I couldn’t ride out of the parking lot. The short hill was completely snow-covered, and because of traffic, I would have to wait at the entrance. So I walked up, waited for a kind soul to let me enter the road. Mt. Royal was only coated with a thin layer of snow, and below the pavement was still simply wet. I tried to stay in the saddle to gain a bit more traction, and that seemed to work. Traffic was light, but the car tracks included a bit of packed, icy slush, so I stuck to the snow near the shoulder. After cresting the first hill, I kept on the brake and maintained steady back-pressure on the pedals. At this rate, I thought, it’s going to take me an hour to get home. Better late than never, though. Again, traction was good when the tires cut through snow, and I noticed some wet pavement on the approach to the next hill. I accelerated a bit on the wet pavement, but after passing through the first corner on the climb, the road was snow covered again, and I crept over the shoulder, settling back into the saddle. A driver refused to pass me, even after I was nearly in someone’s front yard. Their loss, I mumbled, and kept my pace. Finally, after traffic cleared in the other lane, the car crept past.

Over the next crest, the pavement appeared again, and I accelerated, taking the lane over the snowy shoulder. This lasted nearly a mile, until packed slush pushed me to the shoulder. I looked down and noticed a rather chunk of snow and slush creeping out from the rear mudguard. I hopped the bike quickly, and off fell clumps of snow and bits of ice. Approaching the cemetery, I had a choice–deal with the possibly clear but busy descent into Etna on Mt. Royal, or the potentially snowy but quiet backroads through the Pine Creek Valley. I picked the latter, feeling the snow was would be a bit more forgiving than the traffic.

Between Empire State Building and between Trafalgar Square…

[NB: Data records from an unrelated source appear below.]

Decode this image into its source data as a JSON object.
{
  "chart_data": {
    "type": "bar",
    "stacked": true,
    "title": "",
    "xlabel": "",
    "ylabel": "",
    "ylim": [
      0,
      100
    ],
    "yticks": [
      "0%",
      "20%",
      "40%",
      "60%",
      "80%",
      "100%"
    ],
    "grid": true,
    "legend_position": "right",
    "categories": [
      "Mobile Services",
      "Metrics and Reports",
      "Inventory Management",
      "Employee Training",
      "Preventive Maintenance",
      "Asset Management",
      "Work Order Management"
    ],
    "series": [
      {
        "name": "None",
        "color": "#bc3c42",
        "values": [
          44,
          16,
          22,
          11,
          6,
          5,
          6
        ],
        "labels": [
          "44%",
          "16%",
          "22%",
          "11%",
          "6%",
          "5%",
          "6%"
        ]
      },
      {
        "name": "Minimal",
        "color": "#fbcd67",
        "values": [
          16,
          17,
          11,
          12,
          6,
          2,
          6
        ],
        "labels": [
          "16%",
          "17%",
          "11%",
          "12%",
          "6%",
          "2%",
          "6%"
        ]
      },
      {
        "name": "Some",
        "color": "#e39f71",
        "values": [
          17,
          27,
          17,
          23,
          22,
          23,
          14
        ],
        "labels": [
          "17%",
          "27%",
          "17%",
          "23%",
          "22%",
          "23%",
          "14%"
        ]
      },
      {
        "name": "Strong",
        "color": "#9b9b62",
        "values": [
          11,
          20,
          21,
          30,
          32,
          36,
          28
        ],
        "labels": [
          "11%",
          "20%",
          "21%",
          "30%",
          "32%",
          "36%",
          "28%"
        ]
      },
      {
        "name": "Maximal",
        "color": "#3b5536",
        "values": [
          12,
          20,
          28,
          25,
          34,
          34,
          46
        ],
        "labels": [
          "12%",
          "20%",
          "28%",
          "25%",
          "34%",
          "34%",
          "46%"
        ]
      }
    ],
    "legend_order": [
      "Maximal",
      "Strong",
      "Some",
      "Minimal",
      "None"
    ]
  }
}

The turn into the residential area off Mt. Royal presented a fine opportunity to fall, so I kept the speed down and tracked through the snow. The road was snow covered, but again, the pavement beneath was wet. I approached the initial descent, I hopped again, and off feel more clumps of snow. The final challenge was ahead–the short, steep approach to the valley proper. The Shaler public works department had started their salting rounds, and the road was mostly wet, except for my lane on hill. Oddly, traffic was thick, and I was stuck on the snowy shoulder, keeping the speed low and the bike under control. Finally, as the last car passed, I moved into the lane, now wet at this point, and turned left into Pine Creek Valley. The road was wet, but it was still snowing heavily. Looking over my shoulder, I saw that I was apparently just on the northern edge of the squall, as blue sky and oranged-hued clouds were behind me. Oh well.

Listen, the snow is falling everywhere…

Riding through Etna, I noticed another of thin tire tracks in the snow, probably from Brad at Dirt Rag, the only other person I knew who might actually be commuting in these parts on a night like this. I was a bit concerned about the state of the 62nd Street Bridge, but as I climbed the approach ramp, the deck was mostly wet, with just patches of snow and slush. I crossed without incident. The city, apparently, was on top of the snow, as Butler Street was wet, with fresh snow on the sides of the road. Traffic was light, but I still stuck to the snow, leaving my solitary tracks behind.